Auch eine Brücke kann benotet werden: So, wie die neue Fußgänger- und Radbrücke an der B299 in Pölling. Mitarbeiter des staatlichen Bauamtes aus Regensburg nahmen das Bauwerk nun ab. Es war nur ein erster Test, weitere werden folgen.


Für die Durchführung der Arbeiten war aus Sicherheitsgründen eine Vollsperrung der B299 im Zeitraum von 6:3 bis 22 Uhr nötig. Während der Sperrung war der Verkehr vom Blomenhof kommenden bis zum Pöllinger Kreisel frei. Ab dort ging es über die Nürnbergerstraße, den Kurt-Romstöck-Ring und die Staatsstraße 2240 wieder südlich von Neumarkt auf die Bundesstraße 299 zurück. Die Umleitungsstrecken waren umfangreich ausgeschildert, so dass es zu keinen größeren Behinderungen kam. Nur zwei Biker nahmen das nicht so ernst: Sie rollten mit röhrenden Motoren unter den Hubsteigern hindurch Richtung Pöllinger Kreisel und weg waren sie.

Eine rechtliche Abnahme folgt noch

Bei der Prüfung, sagte Bau-Ingenieurin Andrea Achhammer, gehe es unter anderem darum, Hohlstellen im Bauwerk zu finden. So welche vorhanden sind. Dafür klopfte sie mit dem Hammer die beiden Brückenköpfe und auch die Brücke ab. Sollten Hohlstellen zu finden sein, könnten die Arbeiter sie gleich füllen. Rund vier Stunden dauere das Prozedere, sagte sie. Die Hauptprüfung H1, die sie durchführte, wird dabei nicht die letzte sein. Wenn die Wege angelegt, die Böschungen fertig und alles soweit ist, das soll vorraussichtlich Ende Mai sein, wird es noch eine rechtliche Abnahme des Bauwerkes geben.
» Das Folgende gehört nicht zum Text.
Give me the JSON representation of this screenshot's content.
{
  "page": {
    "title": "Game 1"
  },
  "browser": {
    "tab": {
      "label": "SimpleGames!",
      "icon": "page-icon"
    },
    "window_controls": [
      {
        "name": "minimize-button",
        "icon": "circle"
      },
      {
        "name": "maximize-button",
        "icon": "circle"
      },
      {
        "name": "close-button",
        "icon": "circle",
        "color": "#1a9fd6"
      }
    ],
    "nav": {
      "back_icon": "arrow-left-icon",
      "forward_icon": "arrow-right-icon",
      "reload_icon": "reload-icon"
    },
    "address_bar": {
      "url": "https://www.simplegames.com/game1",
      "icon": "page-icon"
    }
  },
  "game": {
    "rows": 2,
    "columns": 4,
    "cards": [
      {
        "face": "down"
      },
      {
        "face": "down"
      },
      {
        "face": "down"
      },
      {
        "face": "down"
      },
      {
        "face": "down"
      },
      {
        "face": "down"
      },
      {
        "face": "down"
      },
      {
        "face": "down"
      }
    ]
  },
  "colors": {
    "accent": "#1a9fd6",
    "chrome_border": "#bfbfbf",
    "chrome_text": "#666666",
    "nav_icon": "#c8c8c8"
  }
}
Es ist leiser geworden: Das sagt ein Anwohner, der in seinem Garten direkt neben dem mächtigen Damm werkelt. Und, hofft er, wenn die Ampel unter der Brücke, über die derzeit die Radler und Fußgänger unterwegs sind, einmal weg ist, wird es noch leiser. Denn dann falle das Anfahren der Pkw und Lkw weg, die im Moment immer wieder mal vor der Ampel warten müssen. Insgesamt, sagt er, sei die Situation wesentlich besser geworden als sie war, als der Verkehr noch direkt am Haus vorbei über den Ring nach Neumarkt rollte. Und irgendwas hören, sagt er und lacht: "Das wirst Du doch immer."